El avance del comercio electrónico

A la delicada situación económica se suma la transformación de los hábitos de consumo.

“El e-commerce está creciendo y es un nuevo competidor. No se le puede atribuir todo a una sola causa. La crisis y los cambios en los hábitos de consumo influyen al mismo tiempo”, explicó.

La posibilidad de comprar desde el hogar, comparar precios en segundos y acceder a promociones exclusivas modificó el comportamiento de muchos consumidores, generando nuevos desafíos para los comercios tradicionales.

Consumidores más cuidadosos

Denovitzer también describió cómo cambió el comportamiento de los clientes en su propia actividad vinculada a la panificación.

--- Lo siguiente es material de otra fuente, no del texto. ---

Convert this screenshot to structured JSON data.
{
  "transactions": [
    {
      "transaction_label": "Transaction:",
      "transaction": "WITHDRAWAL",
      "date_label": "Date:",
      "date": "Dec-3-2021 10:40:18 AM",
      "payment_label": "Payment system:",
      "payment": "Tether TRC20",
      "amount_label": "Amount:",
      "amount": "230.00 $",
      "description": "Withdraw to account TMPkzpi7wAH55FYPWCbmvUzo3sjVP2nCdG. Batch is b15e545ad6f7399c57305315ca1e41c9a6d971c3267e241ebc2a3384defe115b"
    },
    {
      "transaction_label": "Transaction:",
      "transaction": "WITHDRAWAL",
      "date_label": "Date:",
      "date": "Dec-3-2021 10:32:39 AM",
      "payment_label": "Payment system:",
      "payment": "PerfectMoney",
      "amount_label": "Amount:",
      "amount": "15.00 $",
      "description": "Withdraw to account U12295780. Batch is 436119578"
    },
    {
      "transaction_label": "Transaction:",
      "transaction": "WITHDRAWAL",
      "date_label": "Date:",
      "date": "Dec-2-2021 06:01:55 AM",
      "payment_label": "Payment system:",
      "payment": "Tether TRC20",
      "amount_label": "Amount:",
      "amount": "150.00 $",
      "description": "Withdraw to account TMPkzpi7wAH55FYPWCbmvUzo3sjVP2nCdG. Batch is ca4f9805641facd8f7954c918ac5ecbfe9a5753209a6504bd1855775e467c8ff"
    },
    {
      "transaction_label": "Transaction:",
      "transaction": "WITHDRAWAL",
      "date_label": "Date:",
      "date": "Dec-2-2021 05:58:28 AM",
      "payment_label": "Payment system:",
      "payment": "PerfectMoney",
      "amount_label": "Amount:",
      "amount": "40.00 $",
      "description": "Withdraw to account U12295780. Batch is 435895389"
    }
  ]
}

“La gente sigue viniendo, pero busca los productos más accesibles. Los artículos considerados un lujo, como las tortas o los sándwiches de miga, tuvieron una caída importante”, detalló.

Según estimó, las ventas de este tipo de productos registran actualmente una retracción cercana al 50% respecto de los niveles habituales.

Expectativas por el Día del Padre

En relación con una de las fechas comerciales más importantes del año, el titular del Paseo Comercial señaló que existe expectativa por una buena afluencia de público, aunque con cautela respecto al nivel de gasto.

“En cantidad de gente esperamos una buena respuesta. Lo que vemos es que el ticket promedio parece más bajo porque se venden productos más accesibles”, indicó.

Asimismo, destacó que las promociones bancarias y la financiación en cuotas continúan siendo herramientas fundamentales para sostener las ventas.

“Las cuotas ayudan muchísimo. Es un esfuerzo conjunto entre los bancos y los comerciantes”, sostuvo.

“Trabajar más para estar igual”

Pese al contexto adverso, Denovitzer confirmó que próximamente inaugurará una nueva sucursal de su empresa en Quilmes. Sin embargo, aclaró que no se trata de una expansión vinculada al crecimiento económico.

“La única manera que conozco de hacerle frente a una crisis así es trabajar más para estar igual”, reflexionó.

La frase sintetiza el momento que atraviesa buena parte del comercio quilmeño, golpeado por la caída del consumo, el ajuste económico impulsado por el gobierno de Javier Milei y la pérdida del poder de compra de los vecinos. Mientras tanto, comerciantes y emprendedores esperan que fechas especiales como el Día del Padre permitan aliviar, aunque sea parcialmente, una situación que se vuelve cada vez más difícil de sostener.